Глава двадцать пятая
– Берите ключи! – крикнул мне Холмс, бросившись вверх по ступеням. – Надо поторапливаться!
– Разве мы не задержимся?.. – воскликнул я, подбегая к смертельно раненному человеку и срывая с его пояса связку ключей.
Надзиратель тяжело дышал, его лицо в тусклом свете газовых ламп казалось белым. Плачевное состояние несчастного подчеркивалось нестройным хором выкриков и стонов, доносившихся из палат второго этажа, обитатели которых почуяли недоброе.
– Ни ради него, ни ради убийцы. О нем позаботится Бери. Идемте же!
Он добежал до галереи и посмотрел вниз. Крики, проклятия, жалобы, смех, умолкнувшие было после выстрела, раздались с новой силой.
Я взял огромную связку ключей и, перепрыгивая через две ступеньки, помчался к Холмсу.
– Вот они, – сказал я.
Мисс Хелспай, стоявшая у подножия лестницы, крикнула:
– Я останусь здесь. Кто-то должен стоять на страже. А вы бегите, господа!
Я разрывался между стремлением одобрить предусмотрительность мисс Хелспай и желанием оградить ее от новых испытаний. Наконец я ответил:
– Присматривайте не только за входной дверью, но и за внутренними.
– Я ведь не новичок, Гатри, – напомнила она и жестом велела мне заниматься своим делом.
– Возьмите на себя северное крыло, Гатри, – распорядился Холмс. – И поперечные проходы. Загляните в каждую комнату. Если найдете Саттона – сразу кликните меня, а я в случае чего кликну вас. Револьвер держите наготове.

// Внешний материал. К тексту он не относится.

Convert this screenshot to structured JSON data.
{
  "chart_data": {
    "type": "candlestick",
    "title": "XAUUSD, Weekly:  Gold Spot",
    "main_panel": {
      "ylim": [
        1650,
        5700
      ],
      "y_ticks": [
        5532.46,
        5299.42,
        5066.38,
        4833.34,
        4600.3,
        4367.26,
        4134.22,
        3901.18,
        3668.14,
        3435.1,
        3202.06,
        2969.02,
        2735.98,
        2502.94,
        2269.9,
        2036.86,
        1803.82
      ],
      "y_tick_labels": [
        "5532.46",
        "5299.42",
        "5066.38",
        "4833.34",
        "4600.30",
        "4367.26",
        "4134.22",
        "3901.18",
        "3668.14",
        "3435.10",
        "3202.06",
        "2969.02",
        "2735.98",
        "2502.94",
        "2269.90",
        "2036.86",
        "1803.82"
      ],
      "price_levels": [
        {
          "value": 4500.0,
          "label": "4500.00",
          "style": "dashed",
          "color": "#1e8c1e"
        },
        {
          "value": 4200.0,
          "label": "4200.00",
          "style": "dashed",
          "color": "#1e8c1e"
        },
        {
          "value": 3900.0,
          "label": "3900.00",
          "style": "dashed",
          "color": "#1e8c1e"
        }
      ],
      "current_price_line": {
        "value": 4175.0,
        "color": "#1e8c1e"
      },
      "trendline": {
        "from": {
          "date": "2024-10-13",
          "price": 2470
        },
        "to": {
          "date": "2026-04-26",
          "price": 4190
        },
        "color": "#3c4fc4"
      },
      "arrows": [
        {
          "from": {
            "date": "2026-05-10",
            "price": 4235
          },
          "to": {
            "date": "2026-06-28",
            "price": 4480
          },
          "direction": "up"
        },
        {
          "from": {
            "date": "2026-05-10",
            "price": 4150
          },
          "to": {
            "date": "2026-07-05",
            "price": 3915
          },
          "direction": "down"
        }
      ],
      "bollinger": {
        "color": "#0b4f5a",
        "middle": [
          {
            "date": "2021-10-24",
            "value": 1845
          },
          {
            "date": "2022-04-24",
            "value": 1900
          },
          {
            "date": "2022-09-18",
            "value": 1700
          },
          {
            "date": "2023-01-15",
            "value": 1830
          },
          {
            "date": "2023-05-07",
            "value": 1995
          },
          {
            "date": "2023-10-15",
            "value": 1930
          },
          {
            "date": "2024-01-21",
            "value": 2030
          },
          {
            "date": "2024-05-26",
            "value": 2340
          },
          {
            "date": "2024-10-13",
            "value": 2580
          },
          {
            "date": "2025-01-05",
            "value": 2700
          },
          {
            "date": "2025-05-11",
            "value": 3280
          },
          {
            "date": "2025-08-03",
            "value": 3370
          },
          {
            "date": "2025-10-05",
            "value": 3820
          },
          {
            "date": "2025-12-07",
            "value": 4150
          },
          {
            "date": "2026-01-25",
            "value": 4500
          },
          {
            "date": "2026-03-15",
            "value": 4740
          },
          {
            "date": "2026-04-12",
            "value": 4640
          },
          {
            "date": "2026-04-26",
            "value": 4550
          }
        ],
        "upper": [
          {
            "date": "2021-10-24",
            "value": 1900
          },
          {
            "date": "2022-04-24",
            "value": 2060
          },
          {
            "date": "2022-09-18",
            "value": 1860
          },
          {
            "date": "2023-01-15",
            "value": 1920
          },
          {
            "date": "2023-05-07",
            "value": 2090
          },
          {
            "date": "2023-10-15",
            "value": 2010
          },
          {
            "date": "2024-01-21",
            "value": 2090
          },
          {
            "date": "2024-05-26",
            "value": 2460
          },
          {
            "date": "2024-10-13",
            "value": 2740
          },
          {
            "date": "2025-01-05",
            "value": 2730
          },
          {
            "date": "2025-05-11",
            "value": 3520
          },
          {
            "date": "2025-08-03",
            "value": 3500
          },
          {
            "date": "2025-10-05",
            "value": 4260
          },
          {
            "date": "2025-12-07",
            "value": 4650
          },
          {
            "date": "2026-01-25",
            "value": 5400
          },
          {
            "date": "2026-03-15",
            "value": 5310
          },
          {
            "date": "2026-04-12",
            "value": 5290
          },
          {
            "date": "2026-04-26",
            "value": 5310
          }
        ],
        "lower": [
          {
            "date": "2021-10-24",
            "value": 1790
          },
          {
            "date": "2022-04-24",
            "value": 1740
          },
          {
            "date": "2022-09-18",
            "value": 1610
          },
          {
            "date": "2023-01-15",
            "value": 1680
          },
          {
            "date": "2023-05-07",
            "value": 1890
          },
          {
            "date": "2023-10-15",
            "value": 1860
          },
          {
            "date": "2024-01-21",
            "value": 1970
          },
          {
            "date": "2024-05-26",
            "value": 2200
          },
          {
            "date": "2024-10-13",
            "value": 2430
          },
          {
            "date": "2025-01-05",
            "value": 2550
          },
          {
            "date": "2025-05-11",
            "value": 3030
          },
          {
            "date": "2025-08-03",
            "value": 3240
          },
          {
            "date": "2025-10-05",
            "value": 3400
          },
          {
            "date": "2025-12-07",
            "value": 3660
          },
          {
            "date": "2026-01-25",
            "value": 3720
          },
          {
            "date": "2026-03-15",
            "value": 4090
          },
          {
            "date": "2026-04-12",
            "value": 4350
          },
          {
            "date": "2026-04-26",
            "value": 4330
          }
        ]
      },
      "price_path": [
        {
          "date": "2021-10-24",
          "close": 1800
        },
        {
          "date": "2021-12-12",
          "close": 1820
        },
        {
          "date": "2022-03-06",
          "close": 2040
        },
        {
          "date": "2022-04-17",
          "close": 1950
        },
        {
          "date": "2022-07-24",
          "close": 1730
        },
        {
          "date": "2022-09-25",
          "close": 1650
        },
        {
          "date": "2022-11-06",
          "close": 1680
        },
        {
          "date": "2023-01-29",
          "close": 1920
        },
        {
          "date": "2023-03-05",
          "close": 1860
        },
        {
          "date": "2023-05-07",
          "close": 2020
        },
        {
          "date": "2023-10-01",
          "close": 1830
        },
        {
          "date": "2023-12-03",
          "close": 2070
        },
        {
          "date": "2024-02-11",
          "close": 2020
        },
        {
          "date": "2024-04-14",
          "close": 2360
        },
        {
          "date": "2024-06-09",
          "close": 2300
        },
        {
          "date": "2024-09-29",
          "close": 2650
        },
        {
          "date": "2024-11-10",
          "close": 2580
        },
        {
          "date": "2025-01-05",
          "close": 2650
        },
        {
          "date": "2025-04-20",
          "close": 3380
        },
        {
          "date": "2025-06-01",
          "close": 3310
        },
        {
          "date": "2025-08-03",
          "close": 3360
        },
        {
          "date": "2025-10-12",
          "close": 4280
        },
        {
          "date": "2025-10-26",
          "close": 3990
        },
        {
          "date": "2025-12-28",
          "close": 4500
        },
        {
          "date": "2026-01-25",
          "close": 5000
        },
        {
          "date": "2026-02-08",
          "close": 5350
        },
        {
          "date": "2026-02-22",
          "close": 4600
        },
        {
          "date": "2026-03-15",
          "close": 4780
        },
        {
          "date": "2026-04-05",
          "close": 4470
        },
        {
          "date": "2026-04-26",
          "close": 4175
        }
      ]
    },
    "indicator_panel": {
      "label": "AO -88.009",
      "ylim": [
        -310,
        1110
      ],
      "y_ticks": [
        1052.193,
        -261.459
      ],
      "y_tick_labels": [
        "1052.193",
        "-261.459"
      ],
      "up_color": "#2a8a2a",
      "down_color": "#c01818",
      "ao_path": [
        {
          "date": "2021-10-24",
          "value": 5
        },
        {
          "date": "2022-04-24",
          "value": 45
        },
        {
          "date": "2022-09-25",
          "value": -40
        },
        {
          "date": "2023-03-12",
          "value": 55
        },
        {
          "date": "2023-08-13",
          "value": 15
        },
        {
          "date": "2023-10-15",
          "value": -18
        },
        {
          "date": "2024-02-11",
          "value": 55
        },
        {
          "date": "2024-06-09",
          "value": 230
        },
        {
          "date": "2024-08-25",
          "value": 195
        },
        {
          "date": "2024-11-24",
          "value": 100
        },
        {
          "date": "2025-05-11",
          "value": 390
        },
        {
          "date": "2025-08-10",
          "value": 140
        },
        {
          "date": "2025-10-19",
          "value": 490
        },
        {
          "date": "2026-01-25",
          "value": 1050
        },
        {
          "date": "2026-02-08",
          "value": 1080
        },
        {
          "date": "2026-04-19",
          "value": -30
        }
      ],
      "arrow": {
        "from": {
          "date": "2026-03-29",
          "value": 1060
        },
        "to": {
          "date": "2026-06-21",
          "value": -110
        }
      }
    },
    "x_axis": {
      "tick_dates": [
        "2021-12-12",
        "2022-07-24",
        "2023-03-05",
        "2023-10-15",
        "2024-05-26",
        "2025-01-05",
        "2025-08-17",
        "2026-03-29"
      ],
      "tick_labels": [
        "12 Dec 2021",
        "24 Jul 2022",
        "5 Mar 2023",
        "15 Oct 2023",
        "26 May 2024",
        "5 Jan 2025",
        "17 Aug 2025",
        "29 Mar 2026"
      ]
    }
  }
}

И он побежал в направлении южного крыла с револьвером в одной руке и связкой ключей в другой.
– Сделаю, как велите, – ответил я и, очутившись в центральном проходе, покрепче обхватил рукоять револьвера.
Я спрашивал себя, куда подевался весь персонал, потому что до сих пор не увидел ни одного человека. Первую палату, в которую я заглянул, занимал истощенный мужчина, одетый лишь в старую рубаху. Он стоял в углу и издавал ухающие звуки, не обращая внимания на поднос с едой, оставленный на полу возле его кровати. Как только я взглянул на него, он присел и стал испражняться, словно желая таким образом выразить свое отвращение ко всему, что его окружало. Я решил, что это один из тех пациентов, которым сэр Мармион ничем не сумел помочь, и быстро направился к следующей палате, где какой-то юноша старательно выкладывал на полу из спичечных коробков узор собственного сочинения; время от времени он поднимал голову и издавал вопль, полный смертельного ужаса, а потом возвращался к своему занятию.
Я достиг конца коридора и, следуя его изгибу, повернул. За углом находилась комната, битком набитая самым современным оборудованием, включая гальванометр и неглубокую цинковую ванну, в которой, судя по обилию опутывавших ее проводов, и производилось лечение. В другое время мне захотелось бы подробнее осмотреть это хитроумное устройство, однако задерживаться было нельзя. За процедурной находилась душевая, сперва я хотел пройти мимо, но все же решил, что разумнее будет проверить и это помещение.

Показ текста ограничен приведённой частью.